Bio: Stephen Turner is currently chief geologist, Asia Pacific Region, for Newmont Mining Corporation and is based in Perth, Western Australia.
He graduated with a B.Sc. (Honours) degree from the University of Western Australia (1979) and subsequently obtained an MSc (distinction) degree through the Geothermal Institute at the University of Auckland, New Zealand (1986), with studies on a high-grade epithermal gold deposit at Mt. Kasi in Fiji. He gained his doctorate from the Colorado School of Mines (1997), with a field-based study on the giant Yanacocha high-sulfidation epithermal gold deposits in Peru.

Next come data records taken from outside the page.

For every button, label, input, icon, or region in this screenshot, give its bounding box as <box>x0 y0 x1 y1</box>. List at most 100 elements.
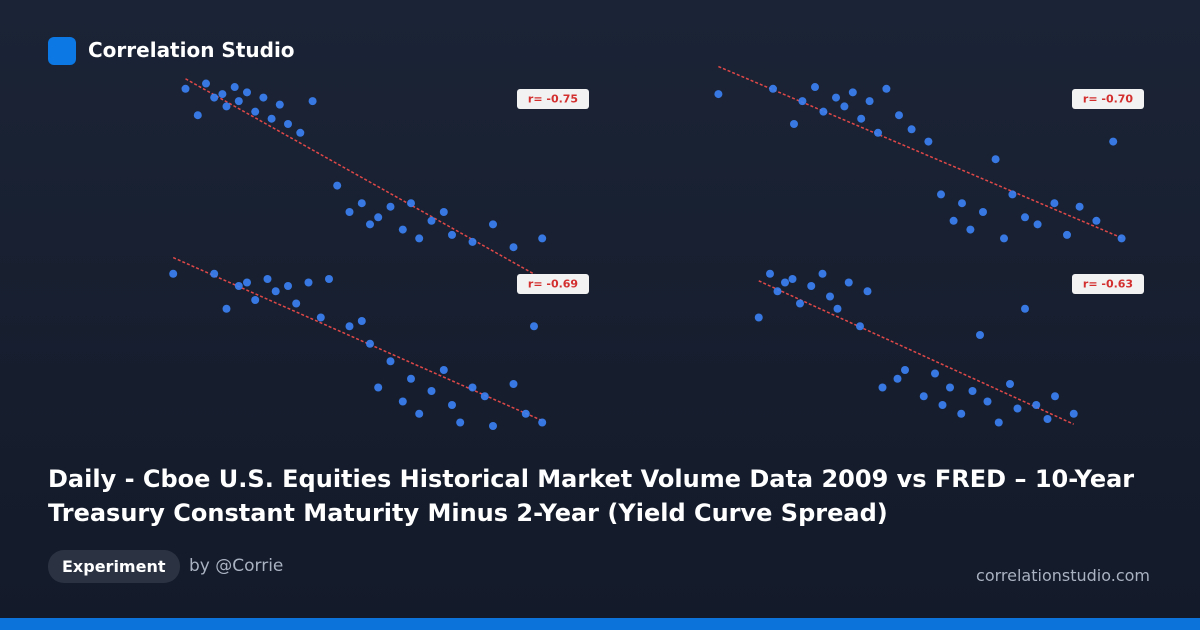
point <box>345 208 354 216</box>
trend-line <box>172 256 543 422</box>
point <box>407 374 415 383</box>
point <box>994 418 1003 427</box>
point <box>1063 230 1071 239</box>
point <box>304 278 313 287</box>
point <box>714 90 723 99</box>
point <box>958 199 966 208</box>
point <box>1006 380 1014 388</box>
r-label: r= -0.75 <box>528 93 578 106</box>
point <box>1051 392 1059 401</box>
point <box>234 97 243 106</box>
point <box>1013 404 1022 413</box>
point <box>946 383 954 392</box>
r-badge <box>1072 274 1144 294</box>
point <box>218 90 227 99</box>
point <box>222 102 231 111</box>
point <box>1021 304 1029 313</box>
point <box>538 418 547 427</box>
point <box>901 366 909 374</box>
point <box>895 111 903 120</box>
r-label: r= -0.63 <box>1083 278 1133 291</box>
point <box>857 114 866 123</box>
brand: Correlation Studio <box>88 38 295 62</box>
point <box>366 220 374 229</box>
point <box>957 409 966 418</box>
point <box>316 313 325 322</box>
point <box>398 397 407 406</box>
point <box>251 107 260 116</box>
point <box>448 230 456 239</box>
point <box>1021 213 1029 222</box>
point <box>924 137 933 146</box>
point <box>333 181 342 190</box>
point <box>938 401 947 409</box>
r-badge <box>1072 89 1144 109</box>
point <box>1069 409 1078 418</box>
point <box>251 296 260 304</box>
footer-bar <box>0 618 1200 630</box>
point <box>907 125 916 134</box>
author: by @Corrie <box>189 556 284 576</box>
trend-line <box>758 280 1075 425</box>
point <box>1050 199 1059 208</box>
point <box>345 322 354 331</box>
point <box>243 278 251 287</box>
point <box>979 208 987 216</box>
point <box>1000 234 1008 243</box>
point <box>427 387 436 395</box>
point <box>271 287 280 296</box>
point <box>243 88 251 97</box>
point <box>284 120 292 128</box>
point <box>949 216 958 225</box>
point <box>202 79 210 88</box>
point <box>415 409 424 418</box>
point <box>230 83 239 92</box>
point <box>284 282 292 290</box>
point <box>427 216 436 225</box>
point <box>398 225 407 234</box>
point <box>811 83 819 92</box>
r-label: r= -0.69 <box>528 278 578 291</box>
point <box>773 287 782 296</box>
point <box>819 107 828 116</box>
point <box>1109 137 1118 146</box>
point <box>374 213 383 222</box>
point <box>210 93 219 102</box>
point <box>983 397 992 406</box>
point <box>931 369 939 378</box>
point <box>798 97 807 106</box>
point <box>210 269 219 278</box>
point <box>325 275 333 283</box>
point <box>234 282 243 290</box>
point <box>865 97 874 106</box>
point <box>818 269 827 278</box>
point <box>919 392 928 401</box>
point <box>790 120 798 128</box>
point <box>509 380 518 388</box>
logo <box>48 37 76 65</box>
point <box>489 220 497 229</box>
charts: r= -0.75 r= -0.70 r= -0.69 r= -0.63 <box>169 65 1144 430</box>
r-label: r= -0.70 <box>1083 93 1134 106</box>
point <box>844 278 853 287</box>
point <box>766 269 774 278</box>
trend-line <box>718 65 1122 239</box>
point <box>267 114 276 123</box>
point <box>509 243 518 252</box>
point <box>489 422 497 430</box>
point <box>296 128 305 137</box>
point <box>456 418 465 427</box>
point <box>1117 234 1126 243</box>
point <box>966 225 975 234</box>
tag: Experiment <box>48 550 180 583</box>
point <box>521 409 530 418</box>
point <box>976 331 984 339</box>
point <box>878 383 887 392</box>
point <box>848 88 857 97</box>
point <box>832 93 840 102</box>
point <box>937 190 945 199</box>
point <box>796 299 804 308</box>
point <box>263 275 272 283</box>
point <box>1033 220 1042 229</box>
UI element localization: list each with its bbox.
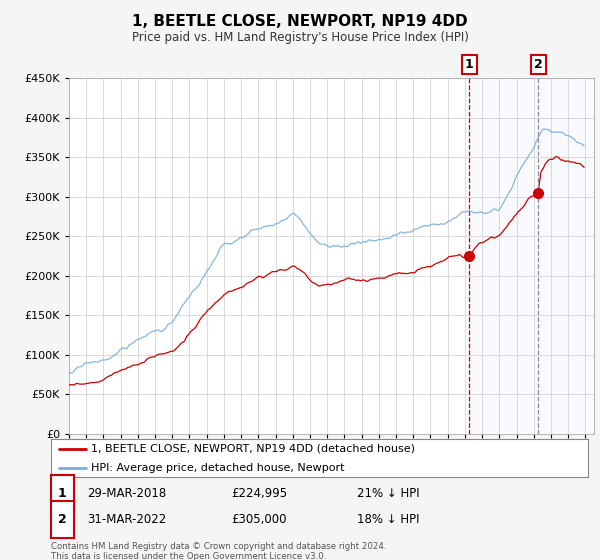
Text: HPI: Average price, detached house, Newport: HPI: Average price, detached house, Newp… [91,463,345,473]
Text: £305,000: £305,000 [231,513,287,526]
Text: 1, BEETLE CLOSE, NEWPORT, NP19 4DD: 1, BEETLE CLOSE, NEWPORT, NP19 4DD [132,14,468,29]
Text: Price paid vs. HM Land Registry's House Price Index (HPI): Price paid vs. HM Land Registry's House … [131,31,469,44]
Text: 18% ↓ HPI: 18% ↓ HPI [357,513,419,526]
Text: 1, BEETLE CLOSE, NEWPORT, NP19 4DD (detached house): 1, BEETLE CLOSE, NEWPORT, NP19 4DD (deta… [91,444,415,454]
Text: 2: 2 [58,513,67,526]
Text: Contains HM Land Registry data © Crown copyright and database right 2024.
This d: Contains HM Land Registry data © Crown c… [51,542,386,560]
Text: 21% ↓ HPI: 21% ↓ HPI [357,487,419,501]
Text: £224,995: £224,995 [231,487,287,501]
Text: 1: 1 [58,487,67,501]
Text: 2: 2 [533,58,542,71]
Text: 1: 1 [465,58,473,71]
Text: 29-MAR-2018: 29-MAR-2018 [87,487,166,501]
Bar [469,78,594,434]
Text: 31-MAR-2022: 31-MAR-2022 [87,513,166,526]
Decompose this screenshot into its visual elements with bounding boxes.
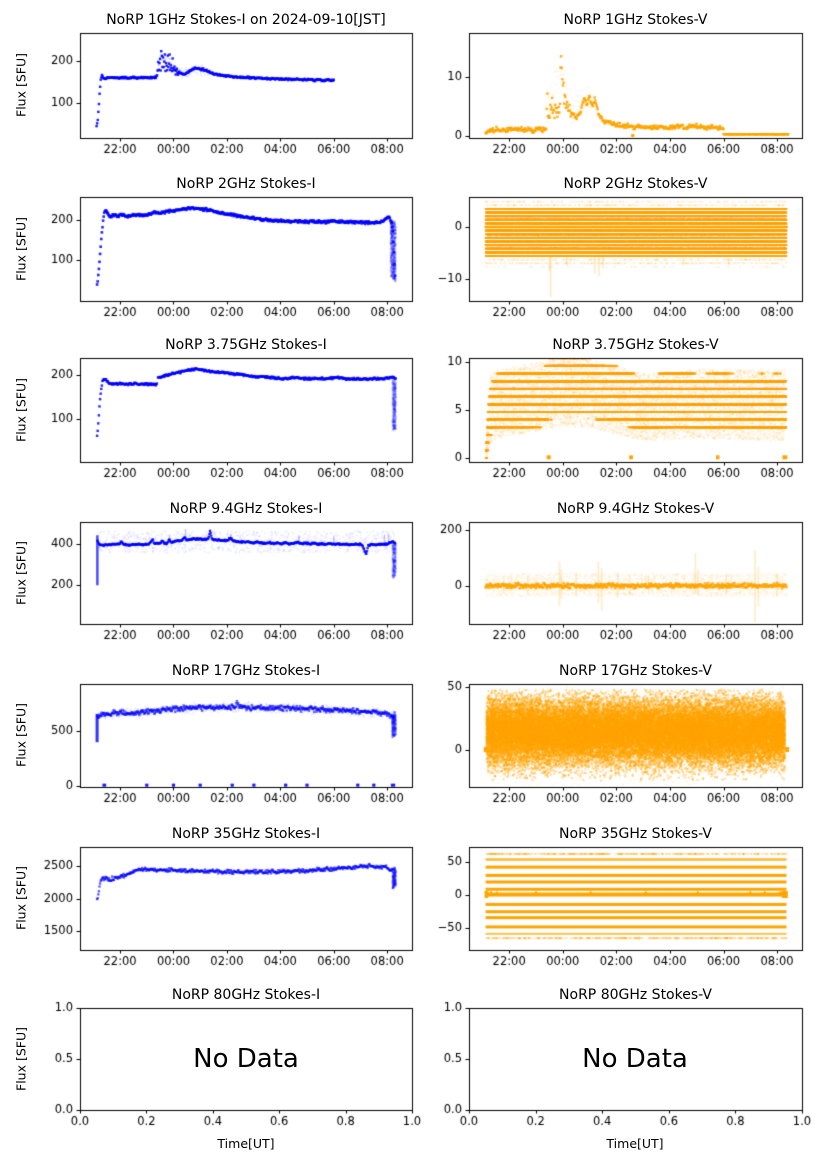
xlabel-time-right: Time[UT] [606, 1136, 664, 1151]
title-3.75ghz-stokes-v: NoRP 3.75GHz Stokes-V [552, 337, 719, 353]
title-17ghz-stokes-i: NoRP 17GHz Stokes-I [171, 663, 321, 679]
ylabel-flux-row7: Flux [SFU] [13, 1027, 29, 1091]
ylabel-flux-row4: Flux [SFU] [13, 541, 29, 605]
title-2ghz-stokes-v: NoRP 2GHz Stokes-V [563, 176, 708, 192]
ylabel-flux-row6: Flux [SFU] [13, 866, 29, 930]
title-80ghz-stokes-i: NoRP 80GHz Stokes-I [171, 987, 321, 1003]
ylabel-flux-row5: Flux [SFU] [13, 703, 29, 767]
ylabel-flux-row2: Flux [SFU] [13, 217, 29, 281]
title-35ghz-stokes-v: NoRP 35GHz Stokes-V [559, 826, 712, 842]
title-9.4ghz-stokes-v: NoRP 9.4GHz Stokes-V [556, 501, 715, 517]
title-35ghz-stokes-i: NoRP 35GHz Stokes-I [171, 826, 321, 842]
title-2ghz-stokes-i: NoRP 2GHz Stokes-I [176, 176, 316, 192]
title-1ghz-stokes-v: NoRP 1GHz Stokes-V [563, 12, 708, 28]
ylabel-flux-row1: Flux [SFU] [13, 53, 29, 117]
no-data-label-80ghz-i: No Data [193, 1044, 299, 1074]
no-data-label-80ghz-v: No Data [582, 1044, 688, 1074]
title-1ghz-stokes-i: NoRP 1GHz Stokes-I on 2024-09-10[JST] [106, 12, 386, 28]
title-9.4ghz-stokes-i: NoRP 9.4GHz Stokes-I [169, 501, 323, 517]
xlabel-time-left: Time[UT] [217, 1136, 275, 1151]
title-17ghz-stokes-v: NoRP 17GHz Stokes-V [559, 663, 712, 679]
ylabel-flux-row3: Flux [SFU] [13, 378, 29, 442]
title-80ghz-stokes-v: NoRP 80GHz Stokes-V [559, 987, 712, 1003]
title-3.75ghz-stokes-i: NoRP 3.75GHz Stokes-I [165, 337, 327, 353]
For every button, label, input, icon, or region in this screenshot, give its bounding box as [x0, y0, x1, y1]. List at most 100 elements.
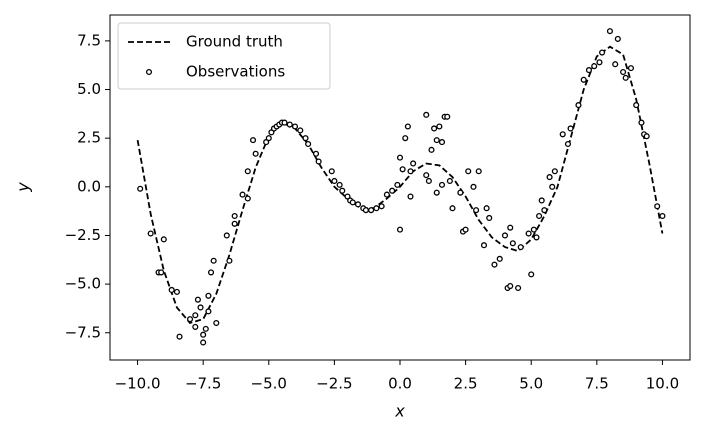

Following a short spell with Chevron Minerals, Stephen has worked with Newmont his entire career, commencing as mine geologist at the Telfer gold mine in Western Australia and as an exploration geologist in the Eastern Goldfields. Stephen first moved offshore from Australia with exploration programs in Solomon Islands and Fiji, and then worked in Indonesia as project manager at Mesel and as chief geologist for South East Asia. During this period, Newmont discovered three significant gold/copper-gold deposits at Mesel, Batu Hijau, and Elang, in Indonesia.
Following his doctoral study on Yanacocha, Stephen stayed on in South America for several years as chief geologist with exploration programs throughout South and Central America. In 2001, Stephen moved to Newmont’s Denver headquarters as global chief geologist, with a focus on generative exploration. This position became part of the Global Exploration Solutions group that worked on a systematic approach to ranking exploration opportunities and prospectivity, along with providing a rational basis for ground selection using technical and country risk analysis. In 2007, Stephen moved back to Perth as chief geologist for the region.
Stephen has implemented district-, regional-, and global-scale reviews of orogenic, epithermal, porphyry-skarn, iron oxide Cu-Au, paleoplacer, and "Carlin-type" gold and copper-gold deposits. His particular interests are breccia-associated mineralization, high-sulfidation gold deposits, giant ore deposits, criteria for defining regional prospectivity and maintaining a big picture view.